“Dude, take the damn hint,” he hisses. He takes a step backward, and his body nudges against mine, forcing me to back away too. “She doesn’t want it. Look at her.” He glances over his shoulder at my expression of revulsion, and he ends up staring at me for a moment longer than I feel comfortable with. Even when Clayton speaks again, Tyler’s just looking at me.
“Alright, alright,” Clayton says. “Just get her outta here then. Why do we have some random kid in here anyway?”
“I’m wondering the same thing,” Tyler murmurs. Suddenly he turns to face me. Completely disgusted by the smoking, I shake my head at him. I wonder if Ella knows about this. Is she aware that he’s out here spending his night getting high?
Tyler takes a step toward me, but as he shifts, his curled-up fist knocks against something. His eyes fall to his right, and my stare follows until it lands on a small metallic table and the tiny lamp perched on the corner of it. I’m about to look away when I notice what’s on that table and beneath the light. There’s a stack of dollar bills and some credit cards scattered around, and, most importantly, a row of neat lines. White powder lines.
“Oh my God,” I whisper, blinking as fast as I can, because I have no idea if the smoke I’ve just inhaled is having an effect on me or if I’m really seeing what is truly there. “Oh my God?”
“Dude, seriously, I’m not kidding.” It’s Clayton. “Get her out of here before she calls the cops or something.”
“Yeah, yeah, she’s leaving,” Tyler replies. At the same time he reaches for my elbow, gently pushing me away from the shed. I’m surprised he follows, pulling me across the yard until we’re away from everyone else and out of hearing range.

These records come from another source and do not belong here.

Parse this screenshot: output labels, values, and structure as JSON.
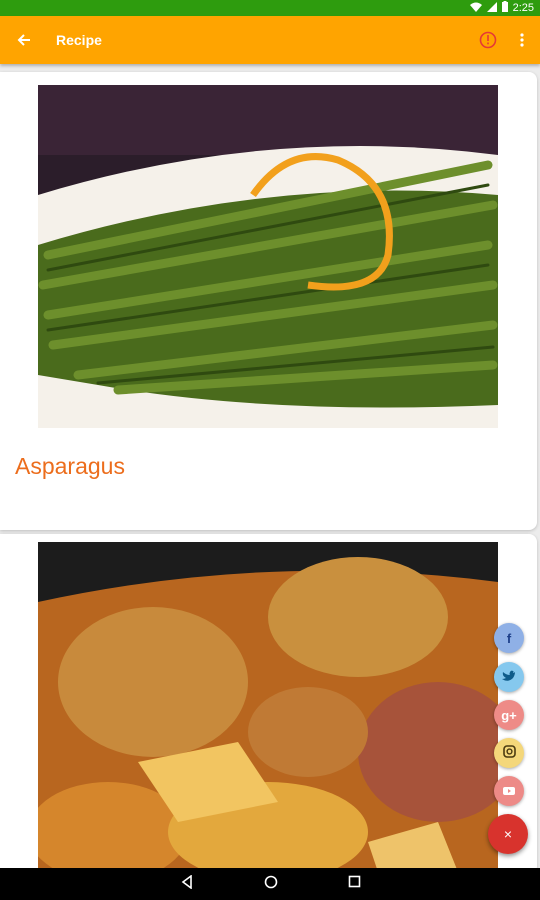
{
  "status_bar": {
    "time": "2:25",
    "icons": [
      "wifi-icon",
      "signal-icon",
      "battery-icon"
    ]
  },
  "app_bar": {
    "title": "Recipe",
    "icons": [
      "back-arrow-icon",
      "info-icon",
      "more-vert-icon"
    ],
    "color": "#ffa400"
  },
  "recipes": [
    {
      "title": "Asparagus",
      "image": "asparagus-photo"
    },
    {
      "title": "",
      "image": "meatball-stew-photo"
    }
  ],
  "share": {
    "items": [
      {
        "name": "facebook",
        "glyph": "f"
      },
      {
        "name": "twitter",
        "glyph": "t"
      },
      {
        "name": "google-plus",
        "glyph": "g+"
      },
      {
        "name": "instagram",
        "glyph": ""
      },
      {
        "name": "youtube",
        "glyph": ""
      }
    ],
    "close_glyph": "×",
    "close_color": "#d8332d"
  },
  "nav_bar": {
    "icons": [
      "back-triangle-icon",
      "home-circle-icon",
      "recents-square-icon"
    ]
  },
  "colors": {
    "status_bar": "#2e9c0e",
    "title_text": "#ec6d1c"
  }
}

“You’re unbelievable,” I hiss while I shake his hand off me. “Coke? Really, Tyler?”
He appears helpless before me, like this is the first time he’s ever been confronted about it, because he just presses his hands to his face and groans. “This isn’t the place for you,” he says once he drops his hands. He stuffs them into his pockets and kicks at the grass. “You should—you should go back inside.”
I grind my teeth. I’ve never been in a situation like this before, so I’m not entirely sure how I’m supposed to handle it. Do I try to talk to him about it? Do I call Ella? The cops? Eventually, I just decide to storm off. I push him out of the way, my pulse racing and my blood hot. I’m infuriated by what I’ve just witnessed. I want to kick something, punch a wall, tear someone’s limbs off. I’m so mad.

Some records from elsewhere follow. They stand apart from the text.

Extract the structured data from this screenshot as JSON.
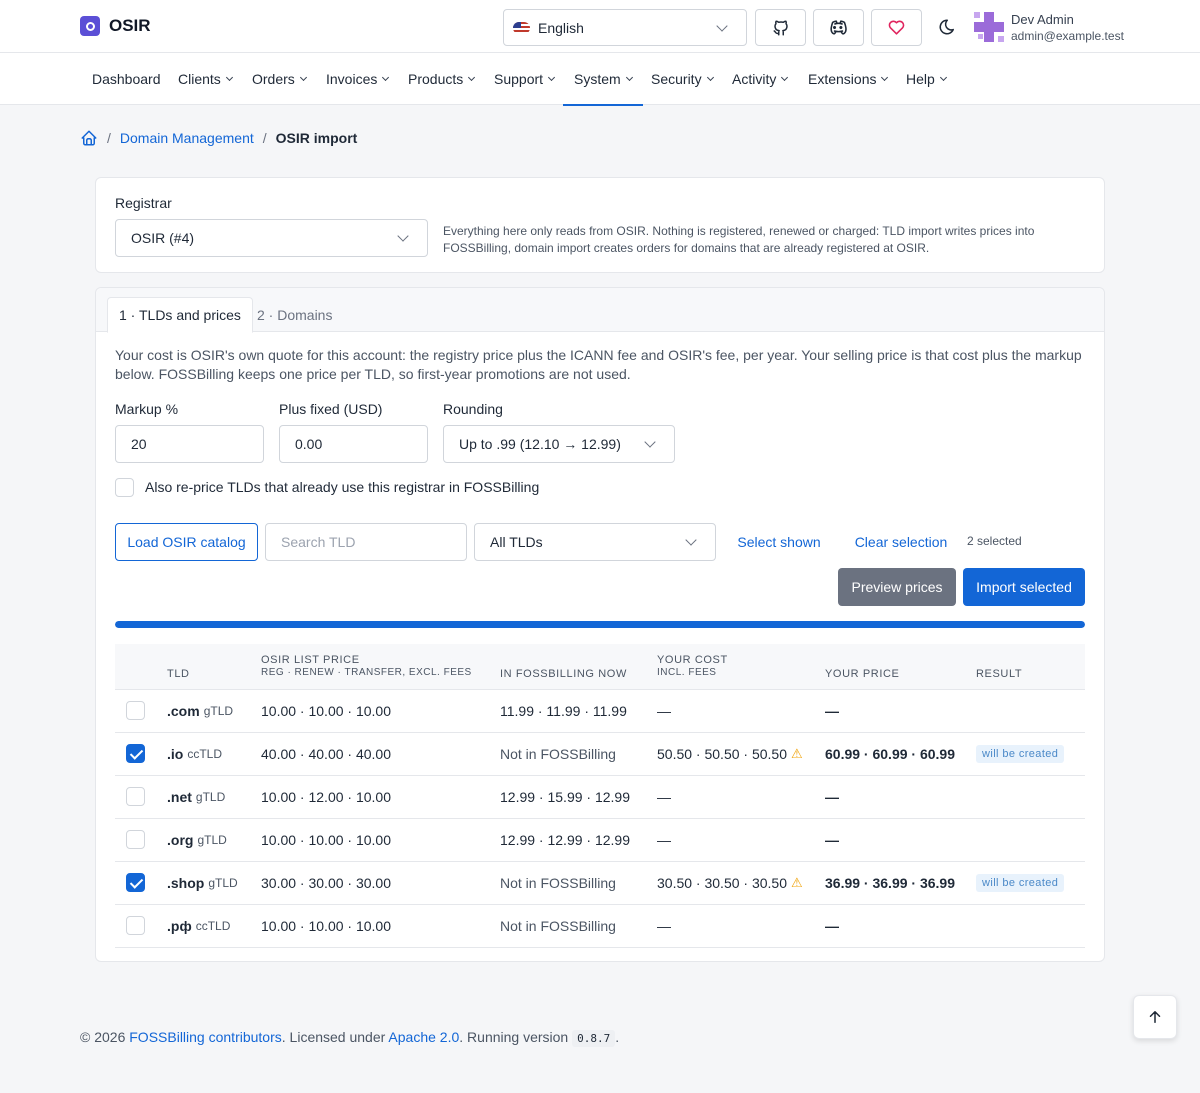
{
  "brand": {
    "name": "OSIR"
  },
  "language": {
    "selected": "English"
  },
  "user": {
    "name": "Dev Admin",
    "email": "admin@example.test"
  },
  "nav": [
    {
      "label": "Dashboard",
      "dropdown": false,
      "active": false
    },
    {
      "label": "Clients",
      "dropdown": true,
      "active": false
    },
    {
      "label": "Orders",
      "dropdown": true,
      "active": false
    },
    {
      "label": "Invoices",
      "dropdown": true,
      "active": false
    },
    {
      "label": "Products",
      "dropdown": true,
      "active": false
    },
    {
      "label": "Support",
      "dropdown": true,
      "active": false
    },
    {
      "label": "System",
      "dropdown": true,
      "active": true
    },
    {
      "label": "Security",
      "dropdown": true,
      "active": false
    },
    {
      "label": "Activity",
      "dropdown": true,
      "active": false
    },
    {
      "label": "Extensions",
      "dropdown": true,
      "active": false
    },
    {
      "label": "Help",
      "dropdown": true,
      "active": false
    }
  ],
  "breadcrumb": {
    "parent": "Domain Management",
    "current": "OSIR import"
  },
  "registrar": {
    "label": "Registrar",
    "selected": "OSIR (#4)",
    "note": "Everything here only reads from OSIR. Nothing is registered, renewed or charged: TLD import writes prices into FOSSBilling, domain import creates orders for domains that are already registered at OSIR."
  },
  "tabs": [
    {
      "label": "1 · TLDs and prices",
      "active": true
    },
    {
      "label": "2 · Domains",
      "active": false
    }
  ],
  "pricing": {
    "description": "Your cost is OSIR's own quote for this account: the registry price plus the ICANN fee and OSIR's fee, per year. Your selling price is that cost plus the markup below. FOSSBilling keeps one price per TLD, so first-year promotions are not used.",
    "markup_label": "Markup %",
    "markup_value": "20",
    "fixed_label": "Plus fixed (USD)",
    "fixed_value": "0.00",
    "rounding_label": "Rounding",
    "rounding_value": "Up to .99 (12.10 → 12.99)",
    "reprice_label": "Also re-price TLDs that already use this registrar in FOSSBilling",
    "reprice_checked": false
  },
  "toolbar": {
    "load_label": "Load OSIR catalog",
    "search_placeholder": "Search TLD",
    "filter_selected": "All TLDs",
    "select_shown_label": "Select shown",
    "clear_selection_label": "Clear selection",
    "selected_count": "2 selected",
    "preview_label": "Preview prices",
    "import_label": "Import selected",
    "progress": 1.0
  },
  "table": {
    "headers": {
      "tld": "TLD",
      "list_price": "OSIR list price",
      "list_price_sub": "Reg · Renew · Transfer, excl. fees",
      "in_fossbilling": "In FOSSBilling now",
      "cost": "Your cost",
      "cost_sub": "incl. fees",
      "price": "Your price",
      "result": "Result"
    },
    "rows": [
      {
        "checked": false,
        "tld": ".com",
        "kind": "gTLD",
        "list": "10.00 · 10.00 · 10.00",
        "current": "11.99 · 11.99 · 11.99",
        "current_muted": false,
        "cost": "—",
        "cost_warn": false,
        "price": "—",
        "result": ""
      },
      {
        "checked": true,
        "tld": ".io",
        "kind": "ccTLD",
        "list": "40.00 · 40.00 · 40.00",
        "current": "Not in FOSSBilling",
        "current_muted": true,
        "cost": "50.50 · 50.50 · 50.50",
        "cost_warn": true,
        "price": "60.99 · 60.99 · 60.99",
        "result": "will be created"
      },
      {
        "checked": false,
        "tld": ".net",
        "kind": "gTLD",
        "list": "10.00 · 12.00 · 10.00",
        "current": "12.99 · 15.99 · 12.99",
        "current_muted": false,
        "cost": "—",
        "cost_warn": false,
        "price": "—",
        "result": ""
      },
      {
        "checked": false,
        "tld": ".org",
        "kind": "gTLD",
        "list": "10.00 · 10.00 · 10.00",
        "current": "12.99 · 12.99 · 12.99",
        "current_muted": false,
        "cost": "—",
        "cost_warn": false,
        "price": "—",
        "result": ""
      },
      {
        "checked": true,
        "tld": ".shop",
        "kind": "gTLD",
        "list": "30.00 · 30.00 · 30.00",
        "current": "Not in FOSSBilling",
        "current_muted": true,
        "cost": "30.50 · 30.50 · 30.50",
        "cost_warn": true,
        "price": "36.99 · 36.99 · 36.99",
        "result": "will be created"
      },
      {
        "checked": false,
        "tld": ".рф",
        "kind": "ccTLD",
        "list": "10.00 · 10.00 · 10.00",
        "current": "Not in FOSSBilling",
        "current_muted": true,
        "cost": "—",
        "cost_warn": false,
        "price": "—",
        "result": ""
      }
    ]
  },
  "footer": {
    "copyright": "© 2026",
    "contributors": "FOSSBilling contributors",
    "licensed": ". Licensed under",
    "license": "Apache 2.0",
    "running": ". Running version",
    "version": "0.8.7",
    "end": "."
  },
  "colors": {
    "accent": "#1366d6",
    "brand": "#5b4fd6",
    "warning": "#f0a30a",
    "secondary": "#6b7280"
  }
}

Tyler heads back over to the shed, and I don’t know what he says to his friends when he gets there, but all of a sudden they burst into howls of laughter. I can hear it echoing behind me, and I can’t help but wonder if it’s me they’re laughing at.
“Dude, come on,” someone calls. The laughter in the shed stops. “That’s low. Chill out.”
“Shut the fuck up, Dean,” I hear Tyler say, but I don’t bother to turn around. I’m too pissed off to even look at him.
I hear footsteps running, and I glance up to the guy when he catches up to me. “You’re Dean?”
“And I’m going to have a wild guess and say you’re Tyler’s stepsister,” he says. There’s a hand resting in his brown hair as he looks at me. “You’re the only person here that I’ve never seen before and Meghan says that this mysterious stepsister just so happens to be at this lame party. So am I right?”
I force a smile. “Yeah. Hey, you don’t happen to know which number Tyler’s house is? The one on Deidre Avenue? I need to get home, but I…I don’t know the address.”
“Would I happen to know where my best friend lives?” Dean grins. “329.”
“Best friend?” I glance back over to the shed. Five seconds ago, they were cursing across the yard to each other.
“Complicated,” he says, and then points to the house. “I can give you a ride home. My car’s parked just down the block.”
“Have you been drinking?”
“If I’d had anything to drink, I wouldn’t be offering to give you a ride.”
I heave a sigh. “Thank you.”
He heads back to the house, and I follow by his side, my mind awhirl. And to think I thought Tyler couldn’t get any worse. I slow down for a second to look back at the shed, and with the door still open, I get a clear view of him reaching back into his pocket and pulling out the remainder of his joint. Just as he presses it to his lips and sets it alight, he notices my stare.
For the briefest of moments, he grimaces and drops his eyes to the floor. Someone forces a beer into his free hand, but he doesn’t acknowledge it. Instead, he just stands there as though he’s frozen in place and can’t possibly move, his shoulders sunken and his head low. And then he breaks free of his paralysis and shifts his way to the back of the shed, as far away from me as possible, so that the only thing I can see is an orange glow blazing in the darkness.